Overview
Modularity is a lightweight, extensible game engine designed around runtime-compiled C++ scripting, clear engine boundaries, and predictable behavior. It prioritizes developer control, low overhead, and explicit systems over heavy abstraction or hidden magic.
The engine is built to feel familiar to developers who prefer traditional engine architecture, while still offering modern tooling such as hot-compiled scripts, an integrated editor, and structured runtime APIs.
Core Design Philosophy
Modularity follows a few core principles:
Explicit over implicit Systems do what they say. There are no hidden update loops or invisible object lifetimes.
Runtime compilation as a first-class feature C++ scripts are compiled, loaded, and reloaded at runtime without restarting the engine.
Editor and runtime share the same code paths What runs in the editor is what runs in-game.
Low-friction iteration Most tasks (scripting, transforms, logging, debugging) are designed to require minimal boilerplate.
Engine Architecture
At a high level, Modularity is composed of:
Core Engine
Rendering, scene management, object hierarchy
Transform system (position, rotation, scale)

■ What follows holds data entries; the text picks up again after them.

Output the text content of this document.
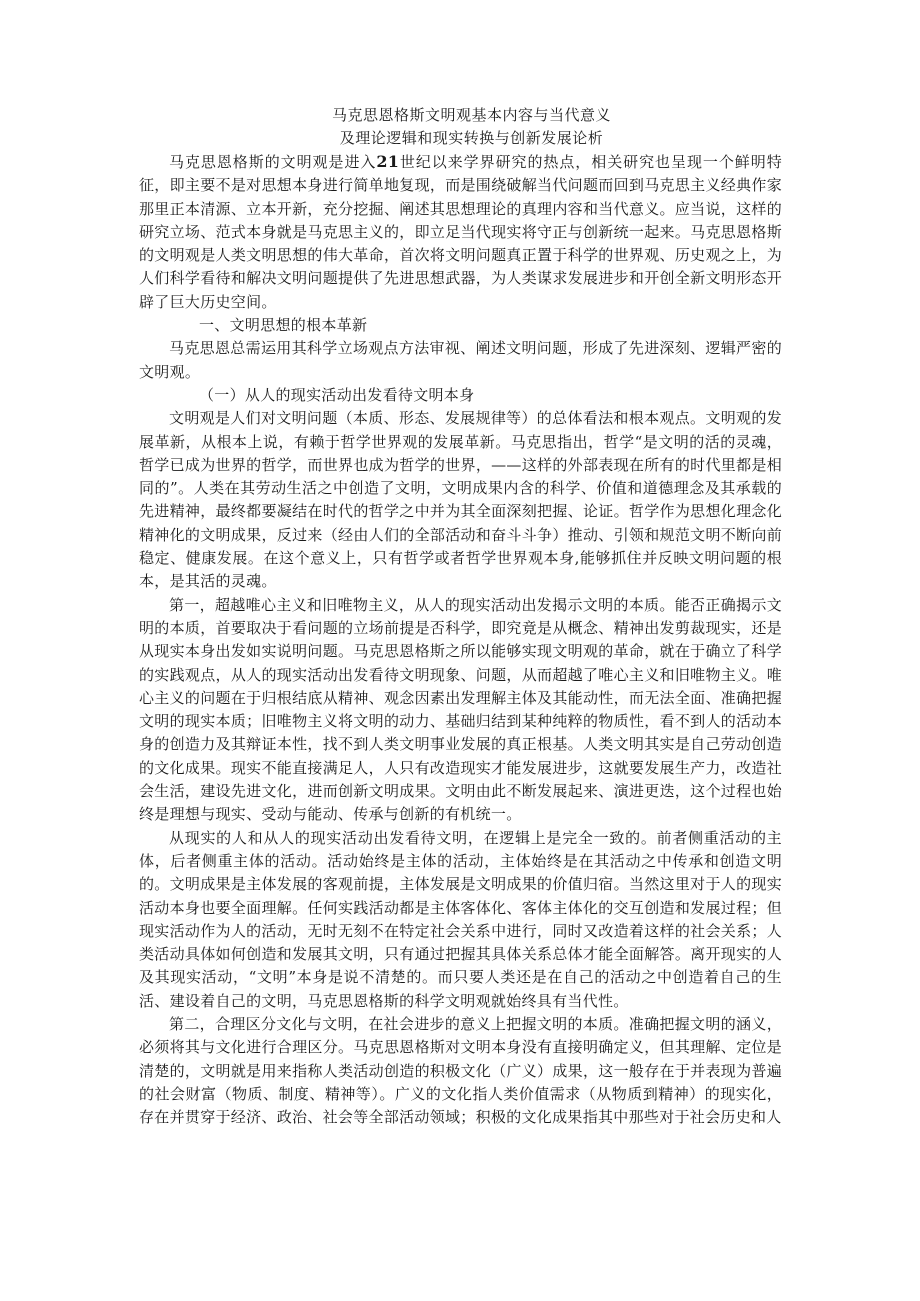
马克思恩格斯文明观基本内容与当代意义
及理论逻辑和现实转换与创新发展论析

马克思恩格斯的文明观是进入21世纪以来学界研究的热点，相关研究也呈现一个鲜明特征，即主要不是对思想本身进行简单地复现，而是围绕破解当代问题而回到马克思主义经典作家那里正本清源、立本开新，充分挖掘、阐述其思想理论的真理内容和当代意义。应当说，这样的研究立场、范式本身就是马克思主义的，即立足当代现实将守正与创新统一起来。马克思恩格斯的文明观是人类文明思想的伟大革命，首次将文明问题真正置于科学的世界观、历史观之上，为人们科学看待和解决文明问题提供了先进思想武器，为人类谋求发展进步和开创全新文明形态开辟了巨大历史空间。

一、文明思想的根本革新

马克思恩总需运用其科学立场观点方法审视、阐述文明问题，形成了先进深刻、逻辑严密的文明观。

（一）从人的现实活动出发看待文明本身

文明观是人们对文明问题（本质、形态、发展规律等）的总体看法和根本观点。文明观的发展革新，从根本上说，有赖于哲学世界观的发展革新。马克思指出，哲学“是文明的活的灵魂，哲学已成为世界的哲学，而世界也成为哲学的世界，——这样的外部表现在所有的时代里都是相同的”。人类在其劳动生活之中创造了文明，文明成果内含的科学、价值和道德理念及其承载的先进精神，最终都要凝结在时代的哲学之中并为其全面深刻把握、论证。哲学作为思想化理念化精神化的文明成果，反过来（经由人们的全部活动和奋斗斗争）推动、引领和规范文明不断向前稳定、健康发展。在这个意义上，只有哲学或者哲学世界观本身,能够抓住并反映文明问题的根本，是其活的灵魂。

第一，超越唯心主义和旧唯物主义，从人的现实活动出发揭示文明的本质。能否正确揭示文明的本质，首要取决于看问题的立场前提是否科学，即究竟是从概念、精神出发剪裁现实，还是从现实本身出发如实说明问题。马克思恩格斯之所以能够实现文明观的革命，就在于确立了科学的实践观点，从人的现实活动出发看待文明现象、问题，从而超越了唯心主义和旧唯物主义。唯心主义的问题在于归根结底从精神、观念因素出发理解主体及其能动性，而无法全面、准确把握文明的现实本质；旧唯物主义将文明的动力、基础归结到某种纯粹的物质性，看不到人的活动本身的创造力及其辩证本性，找不到人类文明事业发展的真正根基。人类文明其实是自己劳动创造的文化成果。现实不能直接满足人，人只有改造现实才能发展进步，这就要发展生产力，改造社会生活，建设先进文化，进而创新文明成果。文明由此不断发展起来、演进更迭，这个过程也始终是理想与现实、受动与能动、传承与创新的有机统一。

从现实的人和从人的现实活动出发看待文明，在逻辑上是完全一致的。前者侧重活动的主体，后者侧重主体的活动。活动始终是主体的活动，主体始终是在其活动之中传承和创造文明的。文明成果是主体发展的客观前提，主体发展是文明成果的价值归宿。当然这里对于人的现实活动本身也要全面理解。任何实践活动都是主体客体化、客体主体化的交互创造和发展过程；但现实活动作为人的活动，无时无刻不在特定社会关系中进行，同时又改造着这样的社会关系；人类活动具体如何创造和发展其文明，只有通过把握其具体关系总体才能全面解答。离开现实的人及其现实活动，“文明”本身是说不清楚的。而只要人类还是在自己的活动之中创造着自己的生活、建设着自己的文明，马克思恩格斯的科学文明观就始终具有当代性。

第二，合理区分文化与文明，在社会进步的意义上把握文明的本质。准确把握文明的涵义，必须将其与文化进行合理区分。马克思恩格斯对文明本身没有直接明确定义，但其理解、定位是清楚的，文明就是用来指称人类活动创造的积极文化（广义）成果，这一般存在于并表现为普遍的社会财富（物质、制度、精神等）。广义的文化指人类价值需求（从物质到精神）的现实化，存在并贯穿于经济、政治、社会等全部活动领域；积极的文化成果指其中那些对于社会历史和人
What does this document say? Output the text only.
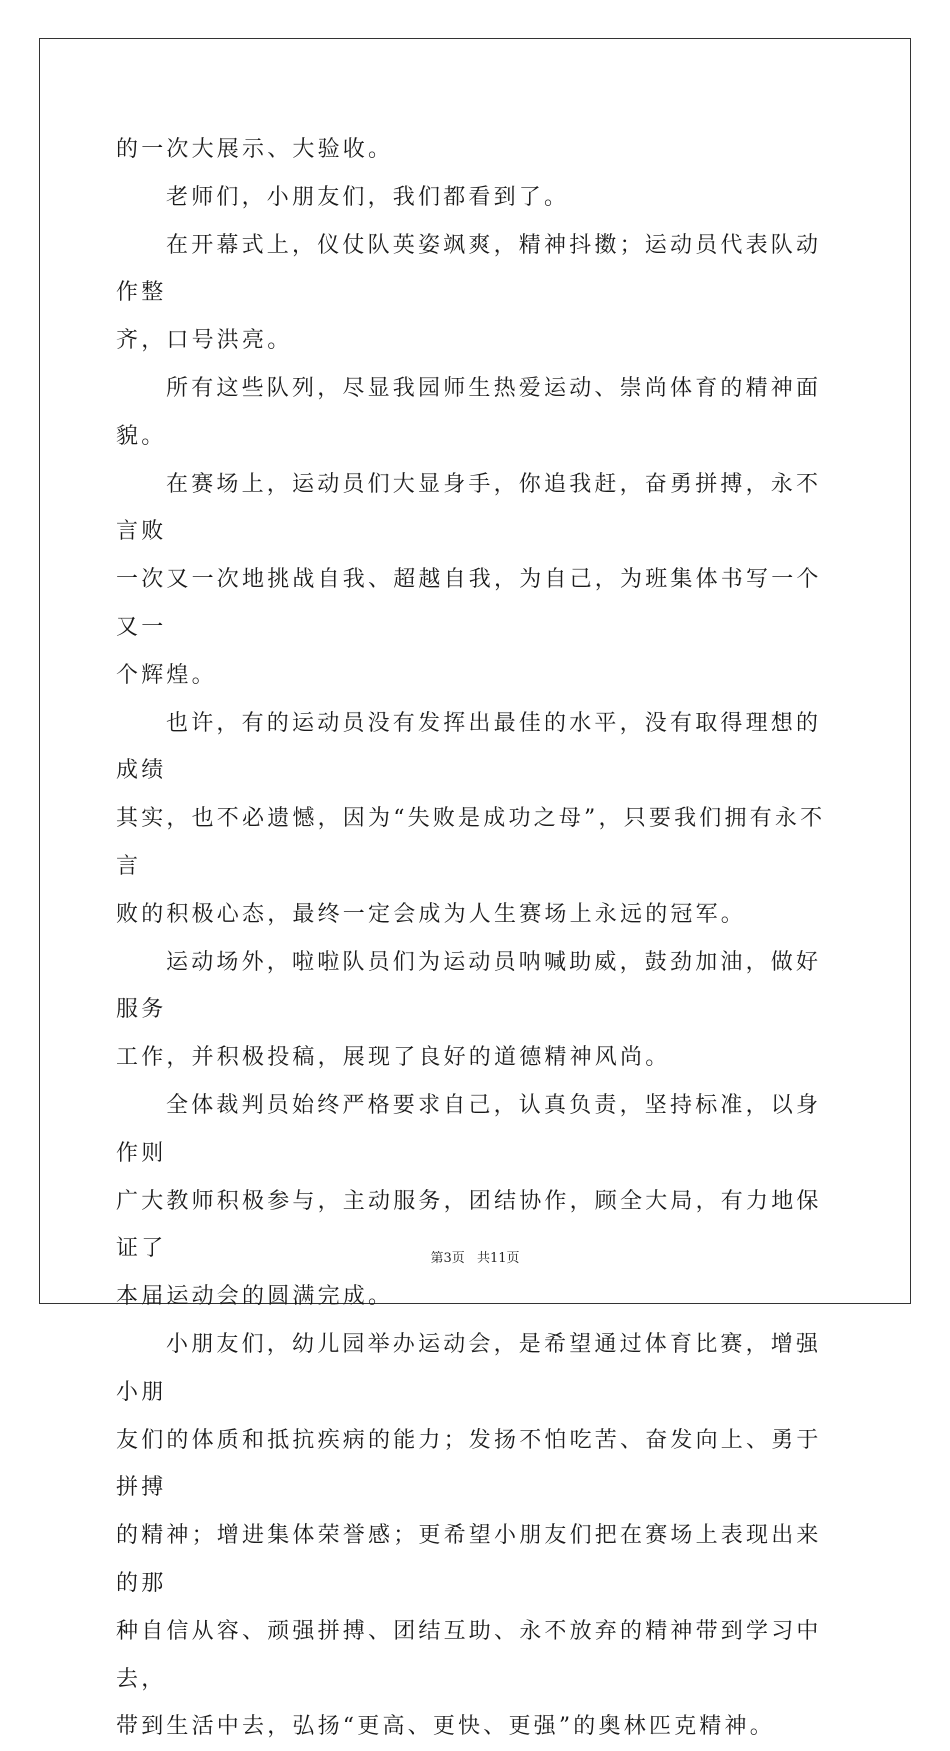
的一次大展示、大验收。

老师们，小朋友们，我们都看到了。

在开幕式上，仪仗队英姿飒爽，精神抖擞；运动员代表队动作整
齐，口号洪亮。

所有这些队列，尽显我园师生热爱运动、崇尚体育的精神面貌。

在赛场上，运动员们大显身手，你追我赶，奋勇拼搏，永不言败
一次又一次地挑战自我、超越自我，为自己，为班集体书写一个又一
个辉煌。

也许，有的运动员没有发挥出最佳的水平，没有取得理想的成绩
其实，也不必遗憾，因为“失败是成功之母”，只要我们拥有永不言
败的积极心态，最终一定会成为人生赛场上永远的冠军。

运动场外，啦啦队员们为运动员呐喊助威，鼓劲加油，做好服务
工作，并积极投稿，展现了良好的道德精神风尚。

全体裁判员始终严格要求自己，认真负责，坚持标准，以身作则
广大教师积极参与，主动服务，团结协作，顾全大局，有力地保证了
本届运动会的圆满完成。

小朋友们，幼儿园举办运动会，是希望通过体育比赛，增强小朋
友们的体质和抵抗疾病的能力；发扬不怕吃苦、奋发向上、勇于拼搏
的精神；增进集体荣誉感；更希望小朋友们把在赛场上表现出来的那
种自信从容、顽强拼搏、团结互助、永不放弃的精神带到学习中去，
带到生活中去，弘扬“更高、更快、更强”的奥林匹克精神。

第3页 共11页
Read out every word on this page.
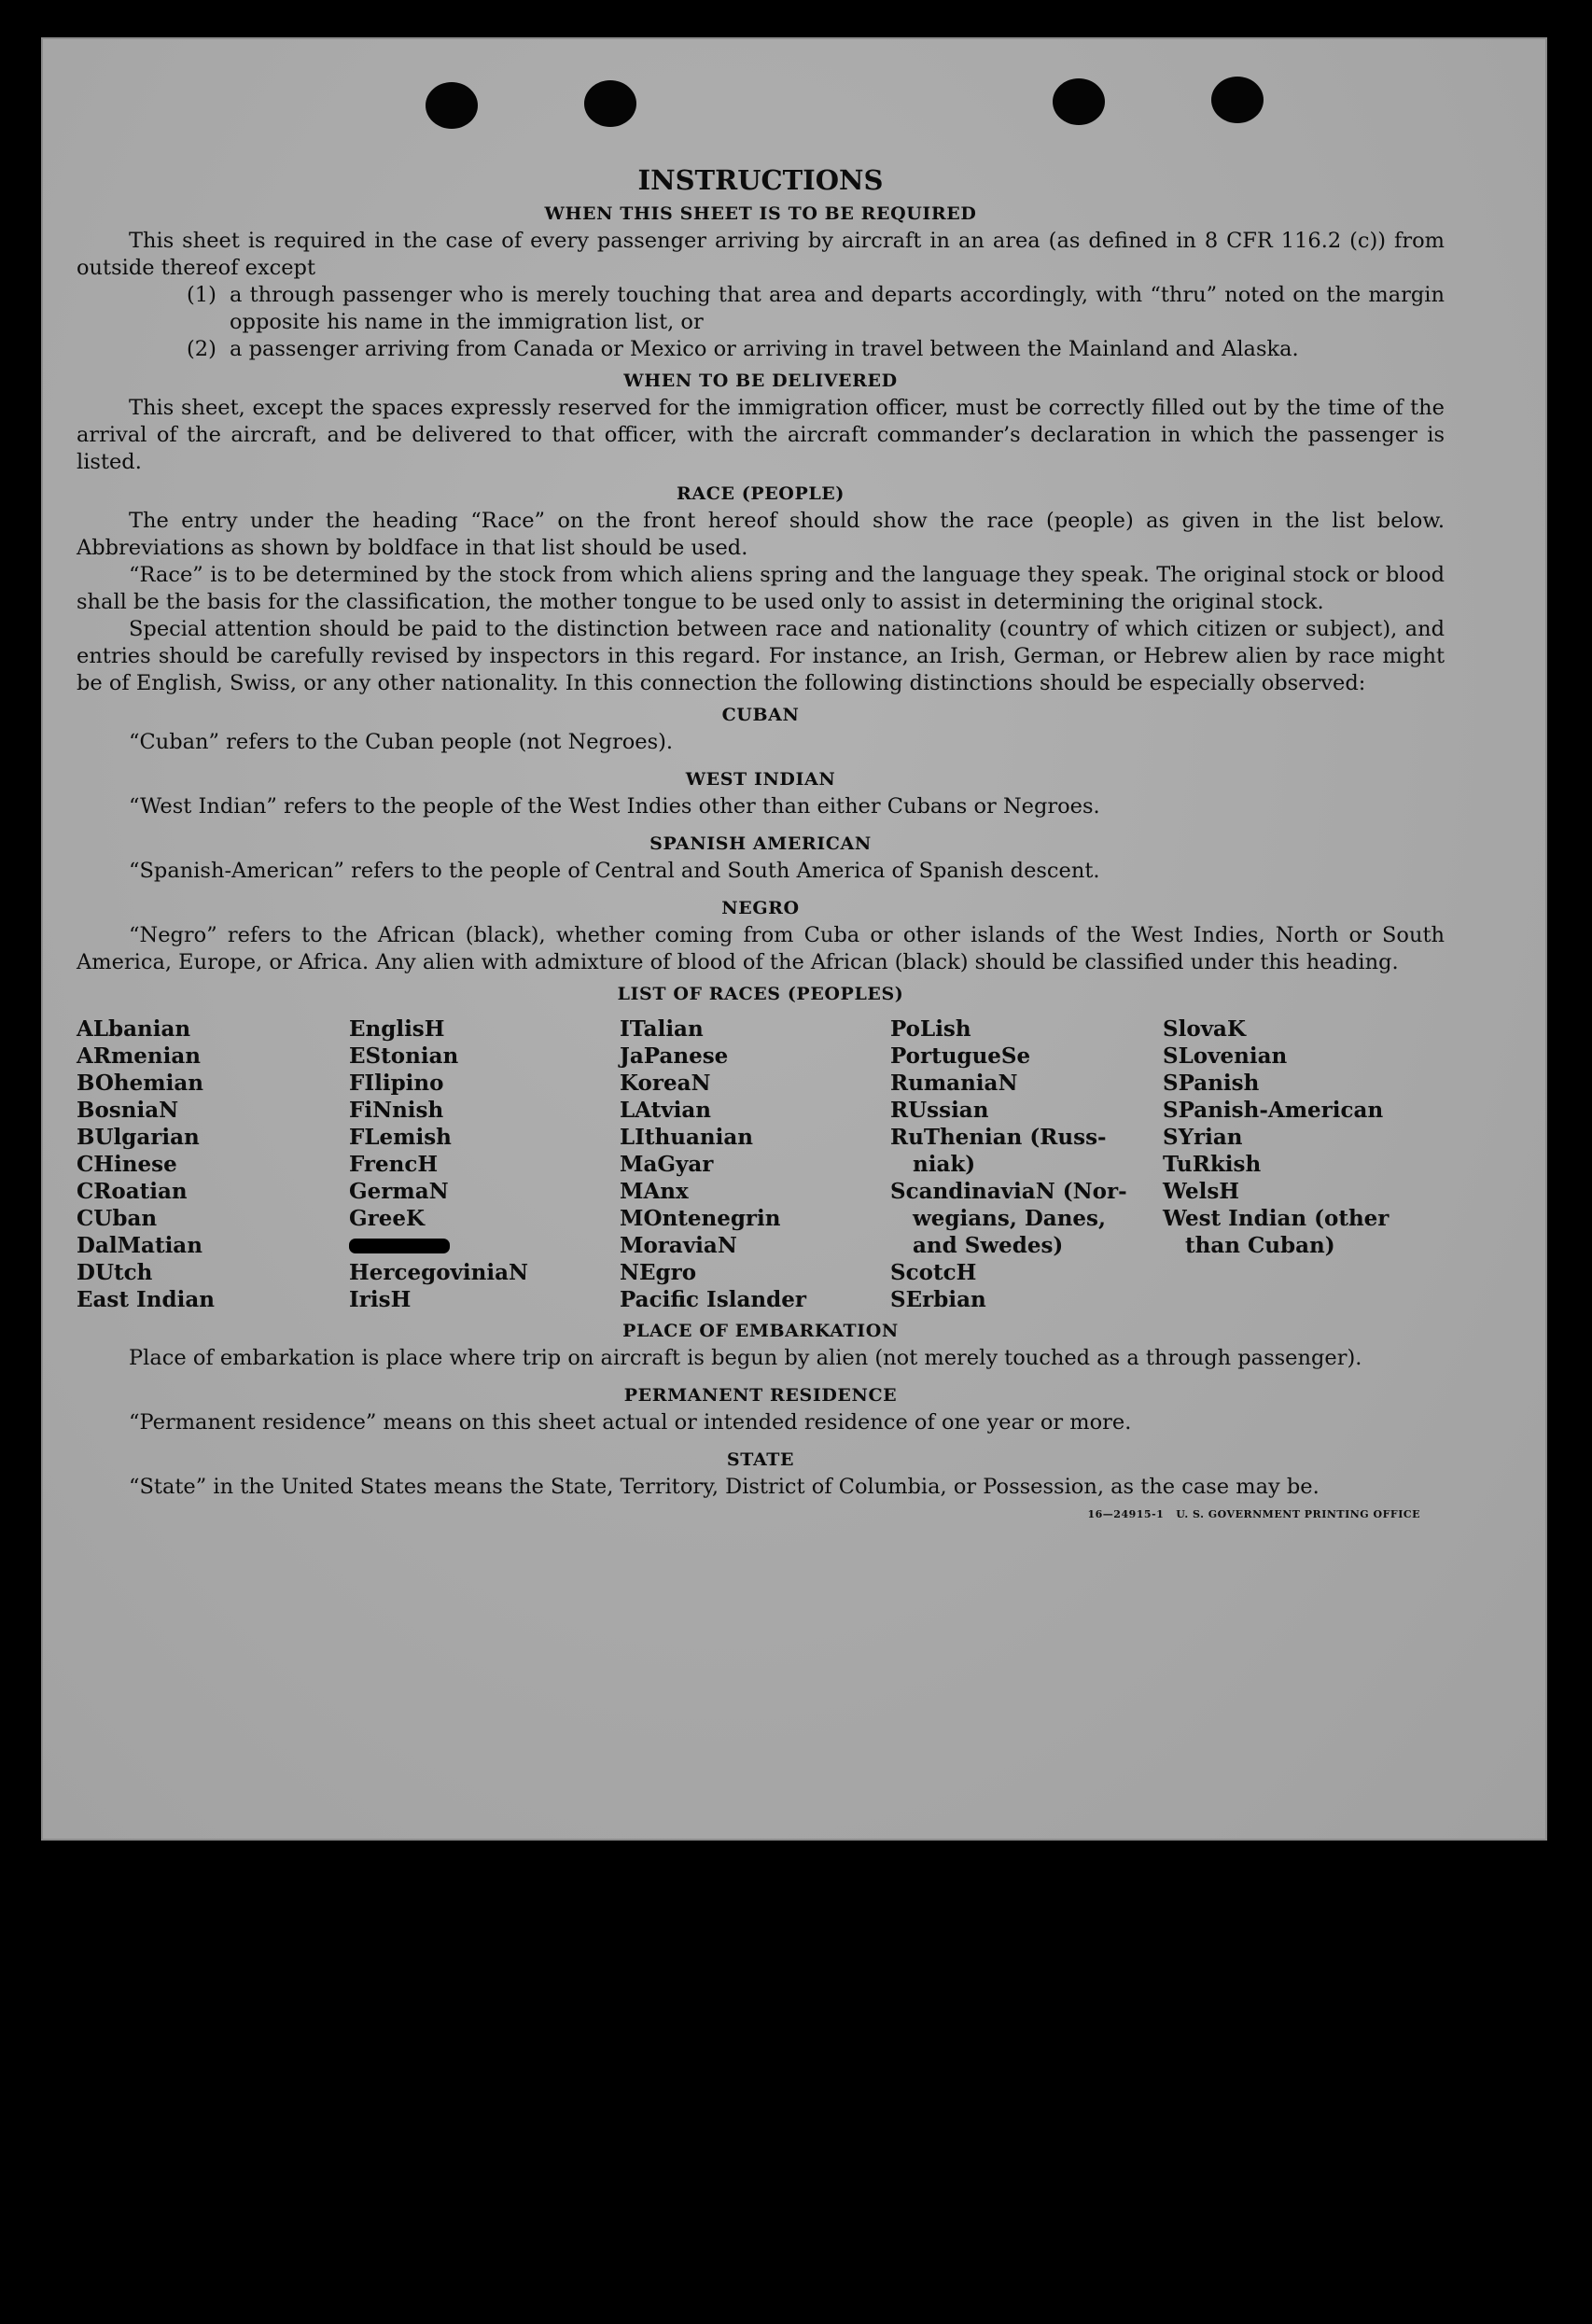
INSTRUCTIONS
WHEN THIS SHEET IS TO BE REQUIRED

This sheet is required in the case of every passenger arriving by aircraft in an area (as defined in 8 CFR 116.2 (c)) from outside thereof except

(1) a through passenger who is merely touching that area and departs accordingly, with “thru” noted on the margin opposite his name in the immigration list, or
(2) a passenger arriving from Canada or Mexico or arriving in travel between the Mainland and Alaska.
WHEN TO BE DELIVERED

This sheet, except the spaces expressly reserved for the immigration officer, must be correctly filled out by the time of the arrival of the aircraft, and be delivered to that officer, with the aircraft commander’s declaration in which the passenger is listed.

RACE (PEOPLE)

The entry under the heading “Race” on the front hereof should show the race (people) as given in the list below. Abbreviations as shown by boldface in that list should be used.

“Race” is to be determined by the stock from which aliens spring and the language they speak. The original stock or blood shall be the basis for the classification, the mother tongue to be used only to assist in determining the original stock.

Special attention should be paid to the distinction between race and nationality (country of which citizen or subject), and entries should be carefully revised by inspectors in this regard. For instance, an Irish, German, or Hebrew alien by race might be of English, Swiss, or any other nationality. In this connection the following distinctions should be especially observed:

CUBAN

“Cuban” refers to the Cuban people (not Negroes).

WEST INDIAN

“West Indian” refers to the people of the West Indies other than either Cubans or Negroes.

SPANISH AMERICAN

“Spanish-American” refers to the people of Central and South America of Spanish descent.

NEGRO

“Negro” refers to the African (black), whether coming from Cuba or other islands of the West Indies, North or South America, Europe, or Africa. Any alien with admixture of blood of the African (black) should be classified under this heading.

LIST OF RACES (PEOPLES)
ALbanian
ARmenian
BOhemian
BosniaN
BUlgarian
CHinese
CRoatian
CUban
DalMatian
DUtch
East Indian
EnglisH
EStonian
FIlipino
FiNnish
FLemish
FrencH
GermaN
GreeK
HercegoviniaN
IrisH
ITalian
JaPanese
KoreaN
LAtvian
LIthuanian
MaGyar
MAnx
MOntenegrin
MoraviaN
NEgro
Pacific Islander
PoLish
PortugueSe
RumaniaN
RUssian
RuThenian (Russ-
niak)
ScandinaviaN (Nor-
wegians, Danes,
and Swedes)
ScotcH
SErbian
SlovaK
SLovenian
SPanish
SPanish-American
SYrian
TuRkish
WelsH
West Indian (other
than Cuban)
PLACE OF EMBARKATION

Place of embarkation is place where trip on aircraft is begun by alien (not merely touched as a through passenger).

PERMANENT RESIDENCE

“Permanent residence” means on this sheet actual or intended residence of one year or more.

STATE

“State” in the United States means the State, Territory, District of Columbia, or Possession, as the case may be.

16—24915-1 U. S. GOVERNMENT PRINTING OFFICE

Asset loading (OBJ, Assimp, shaders, textures)
Editor
Dockable viewport and inspectors
ImGui-based UI
Scene hierarchy and project management
Integrated console and logging
C++ Scripting System
Runtime compilation and hot-reloading
Script lifecycle hooks (
Begin,TickUpdate,Spec,TestEditor)Persistent per-script settings via
AutoSettingOptional time-based execution via
IEnum
C++ Scripting
Scripts in Modularity are written in native C++, compiled into shared libraries, and loaded at runtime.
Each script interacts with the engine through a ScriptContext, which provides access to:
The current scene object
Transform operations
Object lookup
Logging and debugging
Inspector UI integration
Scripts are not sandboxed or virtualized, they run as real C++ code with direct access to engine APIs.
Script Lifecycle
Scripts can implement one or more lifecycle functions:
Begin- called once when the script startsTickUpdate- called every frameSpec- special or speculative execution modeTestEditor- editor-time executionScript_OnInspector- ImGui inspector UI
This allows scripts to cleanly separate runtime logic, editor behavior, and UI code.
Persistent Script Settings
Modularity supports automatic script setting persistence via AutoSetting.
Settings are:
Loaded automatically
Saved only when changed
Stored per object / per script instance
This removes the need for manual serialization or boilerplate configuration code.
IEnum (Time-Based Execution)
For logic that runs over time without relying on per-frame updates, Modularity provides IEnum.
IEnum allows scripts to:
Start long-running tasks
Run logic over multiple frames
Avoid cluttering
TickUpdate
This is useful for:
Animations
Delayed actions
State-driven behaviors
Logging & Debugging
Scripts can log messages directly to the engine console:
Supported log types:
Success
Info
Warning
Error
Logging is designed to be non-fatal by default, allowing scripts to fail gracefully without interrupting execution.